The Peel Commission arrived in Palestine during the Arab revolt that was then engulfing the country. The revolt was a campaign of unrelenting, murderous terror unleashed by the viscerally antisemitic Grand Mufti, Mohammed Amin al-Husseini, and the Arab Higher Committee over which he presided.
The Commission, headed by the Viscount Peel, a former Secretary of State for India, was sent to examine the causes of the violence. It concluded that the ‘irrepressible conflict’ between the Arab and Jewish national movements necessitated only one outcome: the termination of the mandate and the partition of the land into an Arab and Jewish state, with a British controlled corridor between Jaffa and Jerusalem. An exchange of populations was proposed, involving the transfer of 225,000 Arabs and some 1,250 Jews.
The proposed Jewish state, separated into two parts, included the Jezreel Valley, the Galilee and much of the coastal plain but constituted less than one sixth of the country (and even that was less than one quarter of the original Palestine mandate).

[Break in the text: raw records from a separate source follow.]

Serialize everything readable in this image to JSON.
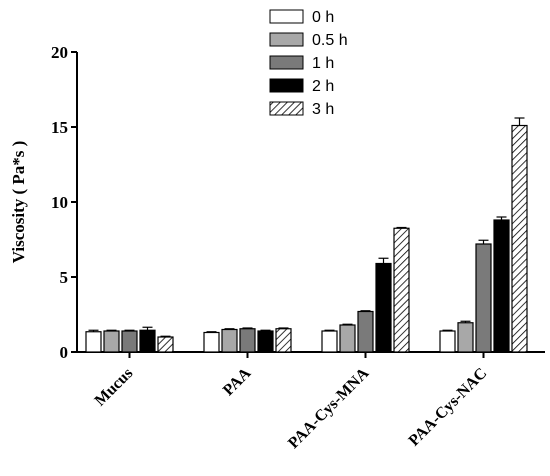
{
  "chart_data": {
    "type": "bar",
    "title": "",
    "xlabel": "",
    "ylabel": "Viscosity ( Pa*s )",
    "ylim": [
      0,
      20
    ],
    "yticks": [
      0,
      5,
      10,
      15,
      20
    ],
    "grid": false,
    "legend_position": "top-center",
    "categories": [
      "Mucus",
      "PAA",
      "PAA-Cys-MNA",
      "PAA-Cys-NAC"
    ],
    "series": [
      {
        "name": "0 h",
        "fill": "#ffffff",
        "pattern": "none",
        "values": [
          1.35,
          1.3,
          1.4,
          1.4
        ],
        "errors": [
          0.1,
          0.05,
          0.05,
          0.05
        ]
      },
      {
        "name": "0.5 h",
        "fill": "#a8a8a8",
        "pattern": "none",
        "values": [
          1.4,
          1.5,
          1.8,
          1.95
        ],
        "errors": [
          0.05,
          0.05,
          0.05,
          0.1
        ]
      },
      {
        "name": "1 h",
        "fill": "#7a7a7a",
        "pattern": "none",
        "values": [
          1.4,
          1.55,
          2.7,
          7.2
        ],
        "errors": [
          0.05,
          0.05,
          0.05,
          0.25
        ]
      },
      {
        "name": "2 h",
        "fill": "#000000",
        "pattern": "none",
        "values": [
          1.45,
          1.4,
          5.9,
          8.8
        ],
        "errors": [
          0.2,
          0.05,
          0.35,
          0.2
        ]
      },
      {
        "name": "3 h",
        "fill": "#ffffff",
        "pattern": "hatch",
        "values": [
          1.0,
          1.55,
          8.25,
          15.1
        ],
        "errors": [
          0.05,
          0.05,
          0.05,
          0.5
        ]
      }
    ]
  }
}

The Commission’s hope was that the plan would do “justice to the rights and aspirations of both the Arabs and the Jews” and bring “the inestimable boon of peace”.
The Peel proposal generated a fierce debate among Zionist leaders. At the 20th Zionist congress in Zurich, the principle of partition was backed though not the proposed borders of the Jewish state. In other words, two states would be accepted, provided that more favourable terms could be achieved.

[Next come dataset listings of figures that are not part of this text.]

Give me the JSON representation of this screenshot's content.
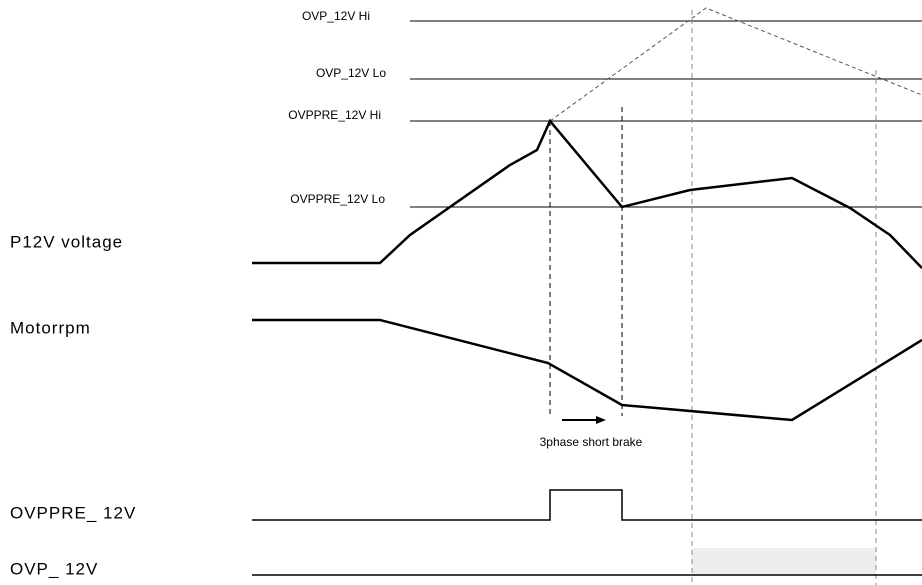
{
  "thresholds": [
    {
      "label": "OVP_12V Hi"
    },
    {
      "label": "OVP_12V Lo"
    },
    {
      "label": "OVPPRE_12V Hi"
    },
    {
      "label": "OVPPRE_12V Lo"
    }
  ],
  "signals": [
    {
      "label": "P12V voltage"
    },
    {
      "label": "Motorrpm"
    },
    {
      "label": "OVPPRE_ 12V"
    },
    {
      "label": "OVP_ 12V"
    }
  ],
  "annotation": "3phase short brake"
}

What is striking, even today, is the sheer depth of Arab rejectionism, marked by the most intense hostility to the Zionist movement. Egypt’s Prime Minister, Nahas Pasha, said that his country “could not regard with equanimity the prospect of an independent Jewish state…” Both the Saudi King and the Iraqi prime minister denounced the partition proposals, with the latter declaring that any person who led a post-partition Palestine would “stab the Arab race in the heart” and “be regarded as an outcast throughout the Arab world”.
The Arab Higher Committee declared the proposals “incompatible with the justice promised by the British government” and called on neighbouring states to show unity in the face of such “injustice.” When the Mufti appeared before the Peel Commission to give evidence, he made it clear that Palestine had to be handed over to a sovereign Arab body, that such a body would not digest the country’s Jewish population and that Arab-Jewish cooperation was impossible. The Peel Commission expressed regret that “not once since 1919 has any Arab leader said that co-operation with the Jews was even possible”.
In many ways, peacemaking has come a long way since 1937. Israel has diplomatic relations with some Arab states, backed by peace treaties, and there is extensive co-operation with the Palestinians in some areas. Meanwhile, Israel and the PA have tried to negotiate a final settlement of the conflict in recent decades.